До сих пор не давал о себе знать Варан, и мага это радовало. Всё-таки хорошо, что на этом месте оказался именно хладнокровный мастер Теней. Любой другой, даже бывалый Кол, наверняка провалил бы всё дело. Всё, что он смог бы – красиво умереть в бесплотной попытке сделать хоть что-нибудь. Мало у кого хватило бы терпения, хладнокровия и понимания боя. У Варана всего этого было в избытке. Он выжидал свой единственный шанс из многих тысяч тех, что были против него. Если честно, то Каладиус вообще сомневался, что такой шанс у Варана будет, однако кроме надежды у них, собственно, уже ничего и не оставалось. В то, что Варан мог сбежать или переметнуться на сторону врага, Каладиус не верил ни на секунду.
Внезапно что-то неуловимо изменилось вокруг. Казалось бы – всё оставалось таким же, как прежде, но маг остро чувствовал вызывающе мощное искажение бытия. Он тут же понял, что произошло.
– Башня! – это слово Каладиус и Мэйлинн произнесли одновременно и с почти одинаковыми интонациями.
Действительно – настал тот самый миг. Башня материализовалась в этом мире полностью. С того места, где стояла троица, ручей не был виден, сокрытый громадой Башни, но Каладиус был уверен в том, что он больше не течёт. Незыблемость камня преградила путь воде.

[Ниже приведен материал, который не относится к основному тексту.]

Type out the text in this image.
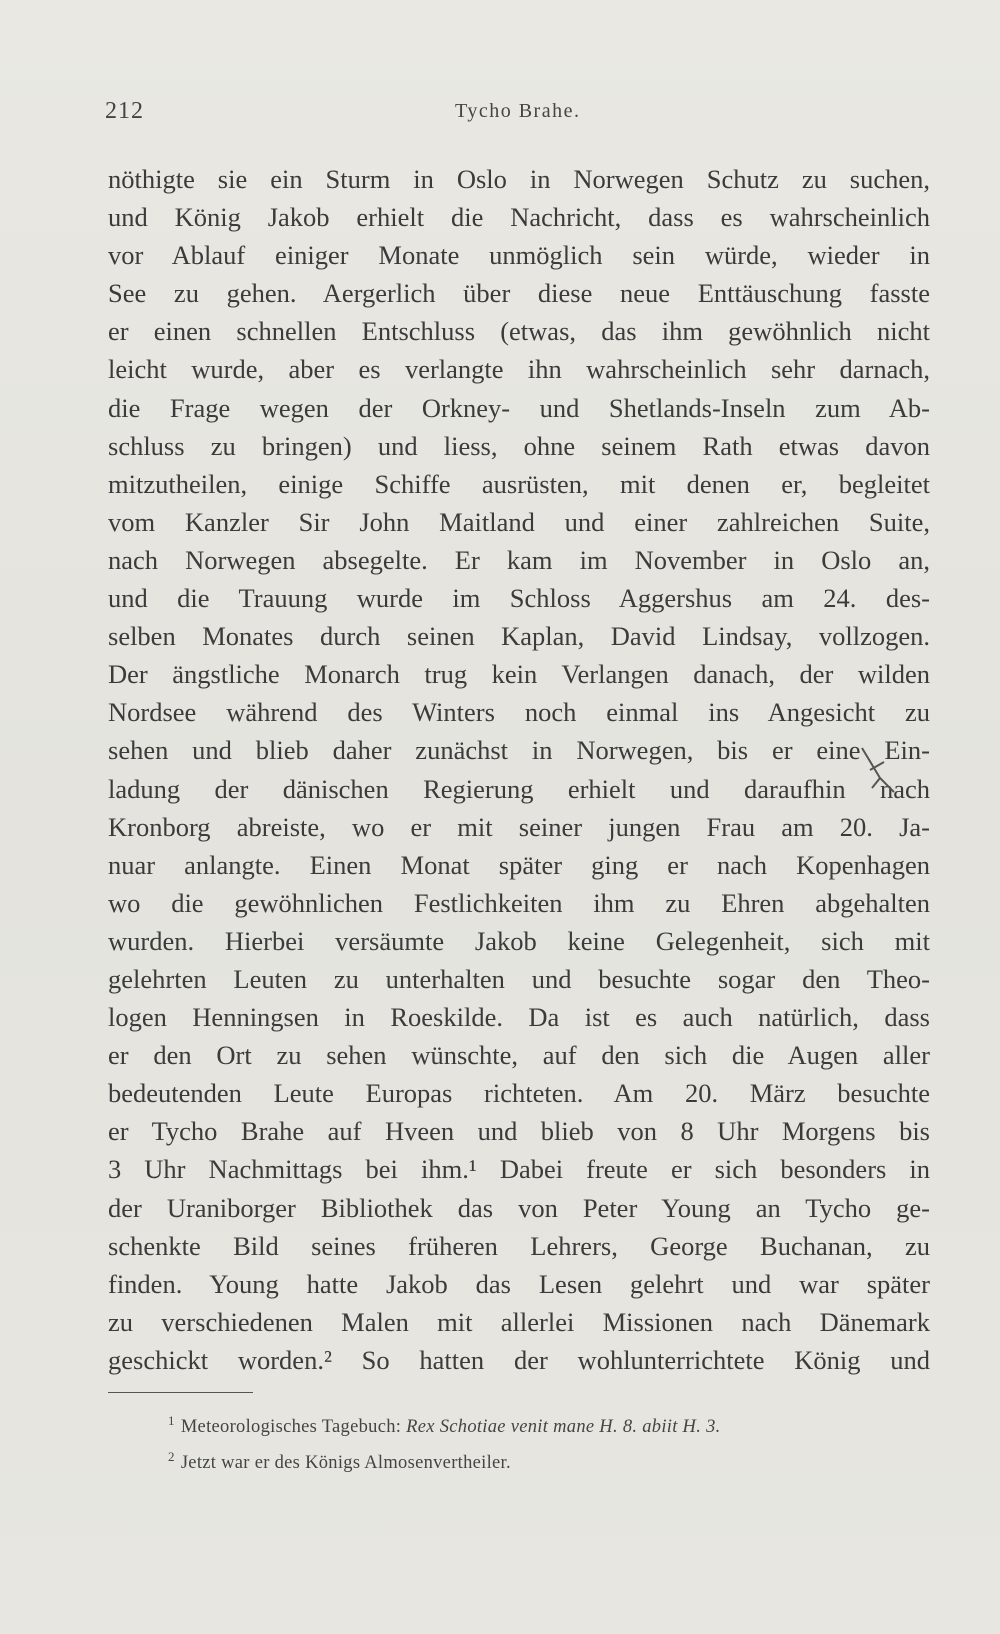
212	Tycho Brahe.
nöthigte sie ein Sturm in Oslo in Norwegen Schutz zu suchen,
und König Jakob erhielt die Nachricht, dass es wahrscheinlich
vor Ablauf einiger Monate unmöglich sein würde, wieder in
See zu gehen. Aergerlich über diese neue Enttäuschung fasste
er einen schnellen Entschluss (etwas, das ihm gewöhnlich nicht
leicht wurde, aber es verlangte ihn wahrscheinlich sehr darnach,
die Frage wegen der Orkney- und Shetlands-Inseln zum Ab-
schluss zu bringen) und liess, ohne seinem Rath etwas davon
mitzutheilen, einige Schiffe ausrüsten, mit denen er, begleitet
vom Kanzler Sir John Maitland und einer zahlreichen Suite,
nach Norwegen absegelte. Er kam im November in Oslo an,
und die Trauung wurde im Schloss Aggershus am 24. des-
selben Monates durch seinen Kaplan, David Lindsay, vollzogen.
Der ängstliche Monarch trug kein Verlangen danach, der wilden
Nordsee während des Winters noch einmal ins Angesicht zu
sehen und blieb daher zunächst in Norwegen, bis er eine Ein-
ladung der dänischen Regierung erhielt und daraufhin nach
Kronborg abreiste, wo er mit seiner jungen Frau am 20. Ja-
nuar anlangte. Einen Monat später ging er nach Kopenhagen
wo die gewöhnlichen Festlichkeiten ihm zu Ehren abgehalten
wurden. Hierbei versäumte Jakob keine Gelegenheit, sich mit
gelehrten Leuten zu unterhalten und besuchte sogar den Theo-
logen Henningsen in Roeskilde. Da ist es auch natürlich, dass
er den Ort zu sehen wünschte, auf den sich die Augen aller
bedeutenden Leute Europas richteten. Am 20. März besuchte
er Tycho Brahe auf Hveen und blieb von 8 Uhr Morgens bis
3 Uhr Nachmittags bei ihm.¹ Dabei freute er sich besonders in
der Uraniborger Bibliothek das von Peter Young an Tycho ge-
schenkte Bild seines früheren Lehrers, George Buchanan, zu
finden. Young hatte Jakob das Lesen gelehrt und war später
zu verschiedenen Malen mit allerlei Missionen nach Dänemark
geschickt worden.² So hatten der wohlunterrichtete König und
$^1$ Meteorologisches Tagebuch: Rex Schotiae venit mane H. 8. abiit H. 3.
$^2$ Jetzt war er des Königs Almosenvertheiler.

– Идите туда, дорогая! – воскликнул маг. С камня Мэйлинн не было видно входа в Башню, но Каладиус не сомневался, что лирра без проблем его отыщет. Возможно, он был виден лишь ей.
– А как же вы? – в отчаянии воскликнула Мэйлинн.
– Мы выполнили свою миссию! – без всякого пафоса ответил маг. – Главное свершилось. Идите в Башню – она не выдаст вас им!
– Я не могу… – лирру словно раздирало на части, одна из которых рвалась свершить то, ради чего она прибыла сюда, а другая не решалась бросить обречённых друзей.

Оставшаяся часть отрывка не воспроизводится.